Maxwell goes on to state that this is why independent media is so important in today’s hyperpolarized political climate. We need to expose these issues, so they can be confronted head on.
It’s a pity that this story was not given the prominence it deserved, and that it has been overshadowed by the synagogue shooting. Every incident of this kind is equally disgusting, regardless of the ethnicity, religion or sexual orientation of the victims. But the concentration of attention on the synagogue shooting to the exclusion of this other atrocity could confirm the anti-Semitism in parts of the American Black community.
Louis Farrakhan and the Nation of Islam hate Jews, because they mistakenly blame them for the slave trade. I’ve dispensed with this pernicious myth several times on this blog, quoting from Hugh Thomas’ exhaustive The Slave Trade, and other works of historical scholarship. These show that Jews comprised only a vanishingly tiny minority of slave traders and owners. But Farrakhan and his ilk also resent Jews because they feel they’re not discriminated against, because they’re White. And they have a point. Despite anti-Semitic prejudice, Jews in America and Britain aren’t discriminated against and are now largely comfortably off. This wasn’t always the case.
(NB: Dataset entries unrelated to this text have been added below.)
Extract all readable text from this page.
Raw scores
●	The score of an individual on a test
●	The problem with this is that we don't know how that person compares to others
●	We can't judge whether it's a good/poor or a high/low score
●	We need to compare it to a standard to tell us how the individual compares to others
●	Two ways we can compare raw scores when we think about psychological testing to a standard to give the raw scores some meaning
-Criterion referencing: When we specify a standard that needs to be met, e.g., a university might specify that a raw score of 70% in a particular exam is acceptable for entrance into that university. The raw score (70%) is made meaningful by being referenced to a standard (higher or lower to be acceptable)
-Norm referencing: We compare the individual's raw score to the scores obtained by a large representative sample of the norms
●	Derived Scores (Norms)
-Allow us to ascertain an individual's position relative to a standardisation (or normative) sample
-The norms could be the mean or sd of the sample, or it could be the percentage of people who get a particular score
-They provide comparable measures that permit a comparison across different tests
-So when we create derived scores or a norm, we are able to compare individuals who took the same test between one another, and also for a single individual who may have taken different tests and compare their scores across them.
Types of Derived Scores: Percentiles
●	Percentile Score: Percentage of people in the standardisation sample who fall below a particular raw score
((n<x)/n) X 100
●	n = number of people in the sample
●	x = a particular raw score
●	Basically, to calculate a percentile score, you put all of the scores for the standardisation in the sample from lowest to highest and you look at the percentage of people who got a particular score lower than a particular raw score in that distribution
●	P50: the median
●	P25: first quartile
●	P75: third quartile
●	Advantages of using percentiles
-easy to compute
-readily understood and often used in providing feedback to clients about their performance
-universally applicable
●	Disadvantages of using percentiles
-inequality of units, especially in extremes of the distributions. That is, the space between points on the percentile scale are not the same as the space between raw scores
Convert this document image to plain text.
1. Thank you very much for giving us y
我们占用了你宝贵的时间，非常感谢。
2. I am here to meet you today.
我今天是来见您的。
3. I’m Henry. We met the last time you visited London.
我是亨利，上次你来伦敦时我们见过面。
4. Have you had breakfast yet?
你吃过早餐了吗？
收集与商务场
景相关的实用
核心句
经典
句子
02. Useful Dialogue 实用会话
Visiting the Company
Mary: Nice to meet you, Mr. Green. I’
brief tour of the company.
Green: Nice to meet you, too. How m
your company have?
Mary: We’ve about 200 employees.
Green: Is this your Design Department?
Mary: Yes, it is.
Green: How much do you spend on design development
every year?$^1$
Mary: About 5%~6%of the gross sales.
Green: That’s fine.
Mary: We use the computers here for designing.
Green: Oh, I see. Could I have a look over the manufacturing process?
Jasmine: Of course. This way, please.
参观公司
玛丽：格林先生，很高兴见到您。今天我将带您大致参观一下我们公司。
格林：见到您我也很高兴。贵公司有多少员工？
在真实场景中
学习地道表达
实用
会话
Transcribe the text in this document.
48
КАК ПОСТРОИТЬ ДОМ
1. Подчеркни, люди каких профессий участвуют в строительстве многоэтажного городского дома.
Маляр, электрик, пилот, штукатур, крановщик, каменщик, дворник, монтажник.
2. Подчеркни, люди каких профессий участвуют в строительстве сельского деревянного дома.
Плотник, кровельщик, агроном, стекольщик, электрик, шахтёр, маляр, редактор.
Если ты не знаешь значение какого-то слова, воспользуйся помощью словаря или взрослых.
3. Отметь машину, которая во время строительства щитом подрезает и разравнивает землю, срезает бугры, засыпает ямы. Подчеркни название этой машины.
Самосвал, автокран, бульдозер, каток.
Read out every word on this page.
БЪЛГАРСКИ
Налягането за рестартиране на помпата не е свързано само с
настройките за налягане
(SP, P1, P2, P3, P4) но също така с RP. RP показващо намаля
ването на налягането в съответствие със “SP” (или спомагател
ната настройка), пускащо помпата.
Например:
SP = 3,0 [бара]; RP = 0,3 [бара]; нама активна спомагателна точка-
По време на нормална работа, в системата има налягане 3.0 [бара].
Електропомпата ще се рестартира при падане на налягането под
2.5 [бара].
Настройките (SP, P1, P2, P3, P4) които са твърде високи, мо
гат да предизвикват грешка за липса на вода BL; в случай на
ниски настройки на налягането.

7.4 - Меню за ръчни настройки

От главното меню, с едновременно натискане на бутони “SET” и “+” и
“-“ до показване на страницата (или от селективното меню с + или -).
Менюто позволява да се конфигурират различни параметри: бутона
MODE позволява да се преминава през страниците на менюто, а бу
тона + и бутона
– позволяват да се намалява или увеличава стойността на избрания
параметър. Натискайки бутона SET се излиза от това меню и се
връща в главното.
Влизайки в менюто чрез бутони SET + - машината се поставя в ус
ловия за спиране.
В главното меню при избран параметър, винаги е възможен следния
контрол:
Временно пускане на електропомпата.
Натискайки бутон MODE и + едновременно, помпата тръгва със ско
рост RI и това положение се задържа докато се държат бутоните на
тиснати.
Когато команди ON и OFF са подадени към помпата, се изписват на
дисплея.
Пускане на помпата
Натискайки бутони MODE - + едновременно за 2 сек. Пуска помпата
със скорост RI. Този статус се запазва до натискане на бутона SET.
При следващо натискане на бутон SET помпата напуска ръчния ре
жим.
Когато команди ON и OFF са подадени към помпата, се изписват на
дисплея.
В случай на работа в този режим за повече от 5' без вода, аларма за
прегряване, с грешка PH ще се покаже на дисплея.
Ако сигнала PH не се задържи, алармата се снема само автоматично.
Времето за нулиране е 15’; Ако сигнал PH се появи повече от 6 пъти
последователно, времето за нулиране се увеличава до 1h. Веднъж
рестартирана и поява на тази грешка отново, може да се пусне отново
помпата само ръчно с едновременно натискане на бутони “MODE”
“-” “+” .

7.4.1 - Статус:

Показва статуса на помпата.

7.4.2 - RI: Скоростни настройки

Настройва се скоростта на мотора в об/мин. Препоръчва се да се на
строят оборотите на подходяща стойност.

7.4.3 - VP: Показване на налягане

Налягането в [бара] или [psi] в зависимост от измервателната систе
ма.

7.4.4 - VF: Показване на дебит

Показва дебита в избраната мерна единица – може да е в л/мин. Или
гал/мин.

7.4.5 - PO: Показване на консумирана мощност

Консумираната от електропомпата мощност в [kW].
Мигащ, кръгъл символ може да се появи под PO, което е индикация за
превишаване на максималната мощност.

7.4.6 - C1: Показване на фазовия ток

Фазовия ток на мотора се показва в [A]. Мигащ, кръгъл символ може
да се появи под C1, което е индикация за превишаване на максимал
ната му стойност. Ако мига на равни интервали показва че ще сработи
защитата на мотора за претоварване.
Jewish immigrants in the late 19th and early 20th century did suffer enormous poverty, as well as prejudice. They got to their present position in society through extremely hard work and talent. And large sections of the Jewish community supported the Black community’s demand for Civil Rights and social and economic improvement. Jackie Walker over here is proof of that in her person. Her parents, a black American mother and a Russian Jewish father, met on a Civil Rights march.
But the resentment and prejudice against the Jews in parts of the Black American community remains. And I’m afraid that the media’s handling of this story will just confirm this prejudice.